I don't know what it's like to run a hand along your jawline. I don't know how it would feel to bury my fingers in your hair. I don't know if you prefer wine to hard liquor. I don't know if you stretch the moment your alarm goes off in the morning or if you roll back into your sheets after pressing snooze. I don't know a lot about the scar on the right side of your chest. I've only seen it once. I don't know what your eyes look like when you really love something.
I remember you asking, “What’s the hardest thing you’ve ever been through?” I knew what your response would be before it left your mouth. I hesitated to answer with my own and you said I didn't have to. It is nights like these when I wish I did.
When I see you it is mostly outside of houses where I don't belong and which you are familiar with, places where you have an abundance of friends and I have too many drinks.

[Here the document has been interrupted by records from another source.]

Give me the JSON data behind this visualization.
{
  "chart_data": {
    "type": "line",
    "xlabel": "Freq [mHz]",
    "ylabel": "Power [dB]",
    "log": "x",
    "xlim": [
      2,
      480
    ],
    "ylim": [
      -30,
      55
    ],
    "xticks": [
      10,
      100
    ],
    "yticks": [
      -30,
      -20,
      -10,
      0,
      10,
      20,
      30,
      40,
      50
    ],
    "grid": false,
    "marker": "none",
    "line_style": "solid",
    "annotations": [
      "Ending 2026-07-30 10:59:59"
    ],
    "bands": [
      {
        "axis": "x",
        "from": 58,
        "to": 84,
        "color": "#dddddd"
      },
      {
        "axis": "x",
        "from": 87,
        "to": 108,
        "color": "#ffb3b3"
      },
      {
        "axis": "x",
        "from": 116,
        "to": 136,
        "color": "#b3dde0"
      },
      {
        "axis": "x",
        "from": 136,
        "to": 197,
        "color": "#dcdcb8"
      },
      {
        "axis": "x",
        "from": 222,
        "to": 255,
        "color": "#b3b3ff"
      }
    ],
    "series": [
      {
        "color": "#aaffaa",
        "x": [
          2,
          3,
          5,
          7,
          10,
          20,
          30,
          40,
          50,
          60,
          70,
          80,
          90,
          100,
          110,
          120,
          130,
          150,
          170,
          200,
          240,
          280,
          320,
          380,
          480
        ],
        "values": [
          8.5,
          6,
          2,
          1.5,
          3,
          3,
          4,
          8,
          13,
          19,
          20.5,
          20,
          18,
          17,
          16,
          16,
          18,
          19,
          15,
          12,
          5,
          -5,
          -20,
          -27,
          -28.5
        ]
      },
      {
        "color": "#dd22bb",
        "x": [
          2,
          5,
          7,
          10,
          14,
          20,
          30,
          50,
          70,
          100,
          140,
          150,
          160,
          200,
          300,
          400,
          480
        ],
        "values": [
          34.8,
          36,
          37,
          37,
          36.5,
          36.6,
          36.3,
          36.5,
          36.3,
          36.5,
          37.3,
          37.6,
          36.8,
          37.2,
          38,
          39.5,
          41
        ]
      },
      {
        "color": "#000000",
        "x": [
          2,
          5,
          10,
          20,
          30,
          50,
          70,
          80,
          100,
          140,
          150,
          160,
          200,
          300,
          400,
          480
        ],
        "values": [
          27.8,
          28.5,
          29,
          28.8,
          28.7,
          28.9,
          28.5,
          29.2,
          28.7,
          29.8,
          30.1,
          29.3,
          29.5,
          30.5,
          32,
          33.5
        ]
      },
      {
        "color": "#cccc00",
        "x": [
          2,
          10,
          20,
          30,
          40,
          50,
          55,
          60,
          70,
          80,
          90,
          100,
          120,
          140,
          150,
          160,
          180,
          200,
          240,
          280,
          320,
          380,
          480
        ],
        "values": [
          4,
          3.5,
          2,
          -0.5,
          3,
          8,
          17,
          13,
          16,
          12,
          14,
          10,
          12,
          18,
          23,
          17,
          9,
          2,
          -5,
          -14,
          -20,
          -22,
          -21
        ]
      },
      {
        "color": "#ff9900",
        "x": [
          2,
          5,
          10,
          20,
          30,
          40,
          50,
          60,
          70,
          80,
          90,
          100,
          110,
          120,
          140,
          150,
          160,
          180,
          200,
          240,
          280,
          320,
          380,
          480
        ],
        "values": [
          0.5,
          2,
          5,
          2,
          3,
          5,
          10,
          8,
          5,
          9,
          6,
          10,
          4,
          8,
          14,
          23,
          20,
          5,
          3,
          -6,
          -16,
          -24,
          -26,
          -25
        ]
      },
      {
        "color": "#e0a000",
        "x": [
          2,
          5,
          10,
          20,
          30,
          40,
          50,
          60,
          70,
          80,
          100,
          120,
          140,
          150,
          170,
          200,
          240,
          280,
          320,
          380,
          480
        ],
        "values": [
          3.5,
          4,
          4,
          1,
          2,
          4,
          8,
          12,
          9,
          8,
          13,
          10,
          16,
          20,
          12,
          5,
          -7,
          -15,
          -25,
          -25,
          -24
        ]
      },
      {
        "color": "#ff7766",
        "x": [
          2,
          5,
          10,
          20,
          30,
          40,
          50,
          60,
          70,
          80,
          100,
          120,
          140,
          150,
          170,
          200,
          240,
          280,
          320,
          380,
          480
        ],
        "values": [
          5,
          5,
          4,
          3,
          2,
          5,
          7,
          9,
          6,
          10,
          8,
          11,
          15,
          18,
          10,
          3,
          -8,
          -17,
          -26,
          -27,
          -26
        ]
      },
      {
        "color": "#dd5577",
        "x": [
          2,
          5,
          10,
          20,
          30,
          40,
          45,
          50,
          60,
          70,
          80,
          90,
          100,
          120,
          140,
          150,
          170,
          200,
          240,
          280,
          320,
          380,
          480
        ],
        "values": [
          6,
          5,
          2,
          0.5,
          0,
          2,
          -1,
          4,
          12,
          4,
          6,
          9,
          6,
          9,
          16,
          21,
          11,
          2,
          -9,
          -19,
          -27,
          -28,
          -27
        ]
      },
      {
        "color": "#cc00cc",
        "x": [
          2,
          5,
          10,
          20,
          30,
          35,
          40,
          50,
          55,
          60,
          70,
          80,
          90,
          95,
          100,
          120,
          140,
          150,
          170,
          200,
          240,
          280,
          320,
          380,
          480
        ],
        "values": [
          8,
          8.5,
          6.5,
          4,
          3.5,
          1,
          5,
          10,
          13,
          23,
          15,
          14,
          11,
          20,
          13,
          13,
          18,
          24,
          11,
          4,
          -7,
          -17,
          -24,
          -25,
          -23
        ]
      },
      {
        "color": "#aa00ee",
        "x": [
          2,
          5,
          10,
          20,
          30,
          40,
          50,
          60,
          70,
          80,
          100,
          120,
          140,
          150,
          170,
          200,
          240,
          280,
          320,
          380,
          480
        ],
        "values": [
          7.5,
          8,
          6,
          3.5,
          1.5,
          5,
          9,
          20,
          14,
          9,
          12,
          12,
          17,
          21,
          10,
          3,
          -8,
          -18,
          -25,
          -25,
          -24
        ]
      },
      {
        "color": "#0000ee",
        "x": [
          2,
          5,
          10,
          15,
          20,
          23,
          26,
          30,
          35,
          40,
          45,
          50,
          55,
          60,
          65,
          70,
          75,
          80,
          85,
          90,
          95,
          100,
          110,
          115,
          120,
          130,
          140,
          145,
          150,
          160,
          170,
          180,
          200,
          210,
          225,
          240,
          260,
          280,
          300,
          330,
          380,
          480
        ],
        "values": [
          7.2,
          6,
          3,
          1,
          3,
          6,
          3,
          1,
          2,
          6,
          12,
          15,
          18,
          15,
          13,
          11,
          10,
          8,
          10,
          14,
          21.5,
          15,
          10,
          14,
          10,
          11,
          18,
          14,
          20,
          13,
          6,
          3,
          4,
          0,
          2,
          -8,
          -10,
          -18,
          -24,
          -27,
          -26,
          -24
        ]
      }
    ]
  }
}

You say that we'll talk soon and I remind you that you are terrible at texting. You laugh because it's true. I laugh to keep myself from spilling out my admiration for you. I laugh because your smile provides insight on how to be freer. I laugh with the hopes that doing so will teach me. _
There is an equal amount of things I know about you and things I don't. I don’t know if your eyes grow wide and out at the sight of what makes you happy, I don't know how they look when you really love something. I’d like to find that out. I’d like to see you looking up at me one day and for me to just know.